酒桌一撤,王树春打开电视机,电视荧光屏上出现了辽宁电视台节目——《死刑已经判决》的镜头。跌宕的情节使徐桂玲、孙广琴入迷,而善于对凶杀、爱情评头品足的王树春,此时表现漠然,缄口不言。有人见失去了往常谐调的气氛,主动搭讪。回敬的是王树春冰冷的面孔。随着荧光屏上出现的一幕幕镜头,在王树春脑海也出现了另外的一幕幕镜头。看着看着,王树春便发起议论来:“咱们中国一夫一妻制不好。你看人家外国多好,愿意和谁搞就和谁搞。”

电视节目演完后,有人感到气氛有些异常,便停止闲聊,陆续离开营业室,回到自己的宿舍去睡觉。

周围一片寂静。在昏暗的灯光下,王树春心里忐忑不安。他深知在法制建设的今天,法网恢恢,疏而不漏,等待他的只有法律的严惩。一种绝望之感紧紧地搜住了他的心头。他害怕戴上冰冷的手铐,他害怕上法庭,他害怕被正法的场景……可是他并没有回头,一个久已预谋的恶念急剧地升腾,再也按捺不住,于是,他满脸杀气地回到宿舍。

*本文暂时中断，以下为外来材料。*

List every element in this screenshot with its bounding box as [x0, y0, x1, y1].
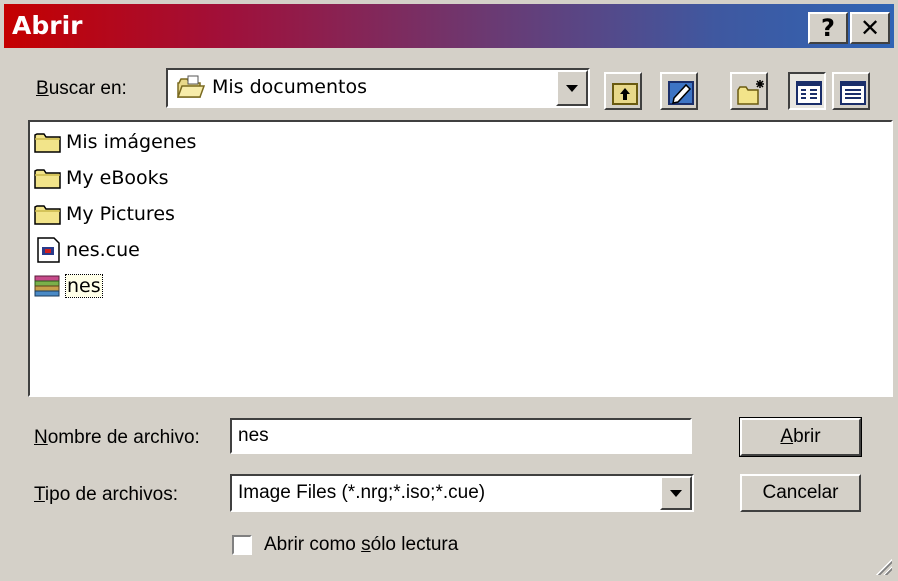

这时,和他同住一个屋的宋广泉已躺在炕上,还没有入睡。王树春迅速端起早已准备好的半自动步枪。瞄准宋广泉。宋广泉看见王树春用枪瞄着自己,便一手捋着胡须说:“别扯蛋了,那是闹着——”话还没说完,“呼!”地一声,子弹从胸中穿过。年方四十八岁的宋广泉动也没动一下就死了,死得不明不白。

正准备宽衣睡觉的岳志成连身都没翻一下,王树春的子弹就击中他的额头。

刺耳的枪声震醒了其他房间的人。

还没等女出纳员徐桂玲多想,“呼!”年仅十九岁的徐桂玲倒在血泊中。

接着王树春朝着孙庆琴开了一枪,子弹擦身而过,孙广琴惊叫起来。

“不许动!再嚷,我就打死你!”王树春一边狂叫,一边端起枪朝躲在办公桌下边的孙广琴刺去。孙广琴屏住了呼吸……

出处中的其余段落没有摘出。